In diesem Beitrag stelle ich Ihnen beide Rechtsformen mit ihren Vor- und Nachteilen vergleichend gegenüber und zeige Ihnen am Ende, welche Form sich für ein Ein-Personen-Unternehmen anbietet.

Rechtsform#1: Ein-Personen-GmbH

Die Ein-Personen-GmbH ist eine Variante der Gesellschaft mit beschränkter Haftung (=GmbH), die von nur einer Person gegründet wird.

Der Gründer ist zugleich einziger Gesellschafter des Unternehmens und wird als alleiniger Geschäftsführer geführt.

Diese Rechtsform unterliegt den gleichen Gesetzen und Regeln wie die klassische GmbH. Somit profitieren Sie aber auch von den Vorteilen der GmbH.

Vorteile der Ein-Personen-GmbH

  • Gutes Image und höhere Bonität: Das hohe Stammkapital von 25.000 Euro kann Ihnen bei Banken und Geschäftspartnern einen Vorteil verschaffen. Denn das hohe Stammkapital lässt eine hohe Bonität vermuten.
  • Betriebliche Altersvorsorge: Ihnen stehen 5 Wege der betrieblichen Altersvorsorge (inklusive Vorteile für die Absicherung der Familie) offen. Ein eigener Beitrag dazu entsteht in Kürze.
  • Erb- und Nachfolgeplanung gut planbar: Mit der GmbH lassen sich das Erbe und die Nachfolge gut planen.
  • Haftungsbeschränkung: Sie haften nur mit Ihrem Gesellschafts- und nicht mit Ihrem Privatvermögen.
    Falls Sie sich für weiterführende Informationen zum Thema Haftungsbeschränkung interessieren, kann ich Ihnen meinen Beitrag „GmbH, UG, KG, AG – Welche Haftungsrisiken haben Sie als Geschäftsführer?“ empfehlen. Klicken Sie zum Lesen einfach auf den nachfolgenden Link: https://www.steuerberatung-breit.de/gmbh-ug-kg-ag-welche-haftungsrisiken-haben-sie-als-unternehmer/

Nachteile der Ein-Personen-GmbH

  • Sehr hohe Jahressabschlusskosten und Veröffentlichungspflicht: Bei einer Ein-Personen-GmbH müssen Sie mit sehr hohen Jahresabschlusskosten rechnen. Zudem sind Sie dazu verpflichtet, den Jahresabschluss zu veröffentlichen.
  • Teurere Bilanzerstellung: Im Vergleich zur UG ist die Erstellung der Bilanz kostenintensiver, weil die Ein-Personen-GmbH höhere Gegenstandswerte hat.
  • Hohes Stammkapital: Das Stammkapital in Höhe von 25.000 Euro kann nicht nur vorteilhaft sein. Denn bei einer Ein-Personen-GmbH müssen Sie dieses alleine stemmen bzw. die Hälfte der Summe bis zur Gründung eingezahlt haben
  • Hohe Notarkosten: Wenn Sie eine Ein-Mann-GmbH gründen wollen, müssen Sie mit Gründungskosten beim Notar in Höhe von ca. 1.200 Euro rechnen. Das ist das 6-fache wie bei einer UG-Gründung.
  • Keine ultimative Haftungsbeschränkung: Die beschränkte Haftung kann durch Finanzamt oder durch Bank-Bürgschaften durchbrochen werden.

Rechtsform #2: Die UG

Die Unternehmergesellschaft (=UG) zählt zu den haftungsbeschränkten Kapitalgesellschaften. Um eine UG zu gründen, benötigen Sie nur 1 Euro Stammkapital.
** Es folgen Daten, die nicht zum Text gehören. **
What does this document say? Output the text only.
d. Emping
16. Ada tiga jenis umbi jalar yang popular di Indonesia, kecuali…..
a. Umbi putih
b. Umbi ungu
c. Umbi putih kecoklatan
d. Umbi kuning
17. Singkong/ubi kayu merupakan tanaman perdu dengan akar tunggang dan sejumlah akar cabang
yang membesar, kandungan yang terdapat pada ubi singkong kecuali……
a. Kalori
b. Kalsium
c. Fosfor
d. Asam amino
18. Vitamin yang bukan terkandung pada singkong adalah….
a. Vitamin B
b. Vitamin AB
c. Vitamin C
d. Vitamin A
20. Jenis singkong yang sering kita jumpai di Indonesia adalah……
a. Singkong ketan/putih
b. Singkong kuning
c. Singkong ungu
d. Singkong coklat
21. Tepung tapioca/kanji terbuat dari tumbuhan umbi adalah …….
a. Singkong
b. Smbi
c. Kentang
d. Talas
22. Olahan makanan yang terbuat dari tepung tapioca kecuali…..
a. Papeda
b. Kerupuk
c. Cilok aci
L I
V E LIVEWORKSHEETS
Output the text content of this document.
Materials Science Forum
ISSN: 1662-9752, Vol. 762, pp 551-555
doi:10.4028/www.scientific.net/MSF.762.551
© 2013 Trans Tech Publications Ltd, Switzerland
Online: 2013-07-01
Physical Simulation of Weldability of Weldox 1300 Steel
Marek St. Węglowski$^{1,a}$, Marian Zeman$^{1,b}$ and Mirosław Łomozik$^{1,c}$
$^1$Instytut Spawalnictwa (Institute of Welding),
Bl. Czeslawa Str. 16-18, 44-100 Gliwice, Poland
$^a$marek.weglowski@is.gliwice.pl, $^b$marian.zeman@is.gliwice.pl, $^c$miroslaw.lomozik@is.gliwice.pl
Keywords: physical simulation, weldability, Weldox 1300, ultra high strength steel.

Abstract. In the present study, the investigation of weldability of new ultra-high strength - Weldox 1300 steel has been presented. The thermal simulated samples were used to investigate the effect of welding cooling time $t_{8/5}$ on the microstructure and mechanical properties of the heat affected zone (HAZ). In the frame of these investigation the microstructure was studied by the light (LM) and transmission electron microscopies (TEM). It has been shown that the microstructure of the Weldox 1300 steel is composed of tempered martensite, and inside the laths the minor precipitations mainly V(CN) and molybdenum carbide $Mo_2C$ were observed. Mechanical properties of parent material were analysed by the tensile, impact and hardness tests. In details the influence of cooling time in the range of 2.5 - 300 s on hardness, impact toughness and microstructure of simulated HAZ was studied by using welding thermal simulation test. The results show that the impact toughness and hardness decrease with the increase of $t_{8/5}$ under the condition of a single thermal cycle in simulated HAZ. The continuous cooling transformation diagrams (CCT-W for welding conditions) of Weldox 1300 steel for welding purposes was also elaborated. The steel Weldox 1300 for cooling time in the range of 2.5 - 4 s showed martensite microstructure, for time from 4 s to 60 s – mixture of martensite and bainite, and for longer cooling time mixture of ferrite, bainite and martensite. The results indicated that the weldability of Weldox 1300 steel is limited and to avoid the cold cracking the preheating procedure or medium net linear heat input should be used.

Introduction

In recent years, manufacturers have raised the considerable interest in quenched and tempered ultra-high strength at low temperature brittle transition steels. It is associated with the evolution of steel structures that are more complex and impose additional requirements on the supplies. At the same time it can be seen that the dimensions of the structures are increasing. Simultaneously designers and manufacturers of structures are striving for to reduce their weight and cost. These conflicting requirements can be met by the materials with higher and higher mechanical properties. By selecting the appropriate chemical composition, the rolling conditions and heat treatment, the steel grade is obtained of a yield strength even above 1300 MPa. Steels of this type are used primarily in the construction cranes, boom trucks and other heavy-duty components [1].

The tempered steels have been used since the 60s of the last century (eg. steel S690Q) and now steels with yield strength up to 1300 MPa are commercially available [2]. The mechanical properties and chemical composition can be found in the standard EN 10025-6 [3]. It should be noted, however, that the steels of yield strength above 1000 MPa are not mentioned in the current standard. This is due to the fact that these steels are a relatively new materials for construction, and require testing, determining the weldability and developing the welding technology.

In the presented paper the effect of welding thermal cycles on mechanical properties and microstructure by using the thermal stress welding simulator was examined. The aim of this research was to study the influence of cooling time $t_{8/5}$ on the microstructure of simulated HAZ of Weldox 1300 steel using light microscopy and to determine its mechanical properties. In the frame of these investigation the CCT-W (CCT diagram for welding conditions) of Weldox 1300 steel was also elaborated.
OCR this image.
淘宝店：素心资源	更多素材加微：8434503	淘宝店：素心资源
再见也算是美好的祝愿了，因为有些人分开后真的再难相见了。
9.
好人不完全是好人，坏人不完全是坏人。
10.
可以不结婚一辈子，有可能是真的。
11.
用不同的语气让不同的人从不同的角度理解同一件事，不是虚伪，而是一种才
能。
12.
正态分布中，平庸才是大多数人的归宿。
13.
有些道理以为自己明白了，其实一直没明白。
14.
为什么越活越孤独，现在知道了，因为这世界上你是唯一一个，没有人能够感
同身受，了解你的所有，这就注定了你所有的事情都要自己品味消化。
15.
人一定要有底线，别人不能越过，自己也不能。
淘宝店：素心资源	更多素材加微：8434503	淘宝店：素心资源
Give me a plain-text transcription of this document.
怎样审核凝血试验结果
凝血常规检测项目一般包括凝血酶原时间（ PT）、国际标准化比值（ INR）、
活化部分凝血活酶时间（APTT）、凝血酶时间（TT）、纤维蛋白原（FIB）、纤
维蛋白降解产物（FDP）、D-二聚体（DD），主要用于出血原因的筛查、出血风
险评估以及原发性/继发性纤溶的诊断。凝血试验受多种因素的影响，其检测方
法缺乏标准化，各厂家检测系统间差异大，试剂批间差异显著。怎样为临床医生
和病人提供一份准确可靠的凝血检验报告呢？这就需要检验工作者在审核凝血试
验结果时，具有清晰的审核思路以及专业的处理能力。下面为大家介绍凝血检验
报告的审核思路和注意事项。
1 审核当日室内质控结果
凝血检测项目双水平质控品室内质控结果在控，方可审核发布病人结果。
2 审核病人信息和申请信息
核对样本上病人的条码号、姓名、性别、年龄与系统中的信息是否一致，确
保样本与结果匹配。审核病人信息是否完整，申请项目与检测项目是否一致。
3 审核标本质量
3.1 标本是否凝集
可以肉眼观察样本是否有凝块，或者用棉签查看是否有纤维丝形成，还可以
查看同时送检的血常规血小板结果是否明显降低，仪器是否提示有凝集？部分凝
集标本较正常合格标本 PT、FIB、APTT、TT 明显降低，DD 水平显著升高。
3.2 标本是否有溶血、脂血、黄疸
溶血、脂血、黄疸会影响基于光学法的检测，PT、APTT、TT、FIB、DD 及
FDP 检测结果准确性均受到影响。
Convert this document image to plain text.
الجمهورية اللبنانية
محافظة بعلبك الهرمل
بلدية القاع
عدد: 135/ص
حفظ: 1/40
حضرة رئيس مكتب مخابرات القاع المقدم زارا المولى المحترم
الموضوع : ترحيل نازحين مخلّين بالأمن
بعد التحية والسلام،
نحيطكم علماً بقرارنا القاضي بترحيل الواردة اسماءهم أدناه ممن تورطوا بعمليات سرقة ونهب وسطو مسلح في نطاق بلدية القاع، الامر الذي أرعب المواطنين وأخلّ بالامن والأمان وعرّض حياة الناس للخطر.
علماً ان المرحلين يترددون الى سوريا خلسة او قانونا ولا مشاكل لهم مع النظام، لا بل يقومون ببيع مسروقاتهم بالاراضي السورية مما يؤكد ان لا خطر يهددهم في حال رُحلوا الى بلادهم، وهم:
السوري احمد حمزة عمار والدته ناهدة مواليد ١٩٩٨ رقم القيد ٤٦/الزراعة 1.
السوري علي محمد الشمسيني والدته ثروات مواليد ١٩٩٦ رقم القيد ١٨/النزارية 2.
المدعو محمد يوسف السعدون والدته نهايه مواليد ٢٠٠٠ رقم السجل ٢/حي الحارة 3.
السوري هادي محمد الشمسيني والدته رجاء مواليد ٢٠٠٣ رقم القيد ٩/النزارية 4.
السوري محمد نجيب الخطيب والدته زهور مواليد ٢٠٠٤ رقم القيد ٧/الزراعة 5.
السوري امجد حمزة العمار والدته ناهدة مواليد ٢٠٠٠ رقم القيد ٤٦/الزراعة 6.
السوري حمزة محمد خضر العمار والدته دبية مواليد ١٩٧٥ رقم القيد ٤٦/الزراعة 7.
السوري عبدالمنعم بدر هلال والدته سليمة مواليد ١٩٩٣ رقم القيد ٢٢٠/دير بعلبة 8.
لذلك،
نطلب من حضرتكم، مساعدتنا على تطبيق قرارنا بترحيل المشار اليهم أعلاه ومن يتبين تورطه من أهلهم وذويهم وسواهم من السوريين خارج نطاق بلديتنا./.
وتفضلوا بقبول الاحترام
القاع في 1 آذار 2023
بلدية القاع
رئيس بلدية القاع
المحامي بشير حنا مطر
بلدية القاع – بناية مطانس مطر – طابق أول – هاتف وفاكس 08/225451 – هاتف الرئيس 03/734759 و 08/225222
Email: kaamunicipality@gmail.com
Ansonsten unterliegt sie prinzipiell den gleichen Gesetzen wie die Gesellschaft mit beschränkter Haftung (= GmbH).

Falls Sie sich mehr Informationen rund um die UG wünschen, empfehle ich Ihnen meinen Beitrag „Die UG: Lohnende Alternative zur GmbH?“. Klicken Sie einfach auf den nachfolgenden Link, um zum Beitrag zu gelangen: https://www.steuerberatung-breit.de/die-ug-lohnende-alternative-zur-gmbh/

Vorteile der UG

  • Geringes Mindesthaftkapital: Sie können eine UG mit nur 1 Euro Haftkapital gründen.
    Erb- und Nachfolgeplanung gut planbar: Mit der UG lassen sich Erbe und Unternehmensnachfolge ebenfalls gut planen.
  • Betriebliche Altersvorsorge: Wenn Sie eine UG gründen, stehen Ihnen verschiedene Varianten der Altersabsicherung zur Verfügung.
  • Günstige Umwandlung: Falls Sie bereits eine UG führen, können Sie diese sehr preiswert in eine GmbH umwandeln. Eine direkte GmbH-Gründung kostet beim Notar 1200 Euro, die Umwandlung kostet weniger beim Notar.
  • Geringe Notarkosten: Die Kosten zur Gründung einer UG betragen in etwa 200 Euro und liegen somit deutlich unter den Gründungskosten (ca. 1200 Euro) der Ein-Personen-GmbH.

Nachteile der UG

  • Schlechte Bonität: Durch das geringe Stammkapital kann die Bonität Ihres Unternehmens beeinflusst werden. Darunter kann wiederum Ihre seriöse Außenwirkung leiden, sodass Banken und Vertragspartner Ihnen eher misstrauisch gegenüberstehen.
  • Keine ultimative Haftungsbeschränkung: Die beschränkte Haftung kann durch Finanzamt oder durch Bank-Bürgschaften durchbrochen werden.
  • Sehr hohe Jahressabschlusskosten und Veröffentlichungspflicht: Wenn Sie eine UG besitzen, müssen Sie mit sehr hohen Kosten für den Jahresabschluss und entsprechenden Veröffentlichungspflichten rechnen.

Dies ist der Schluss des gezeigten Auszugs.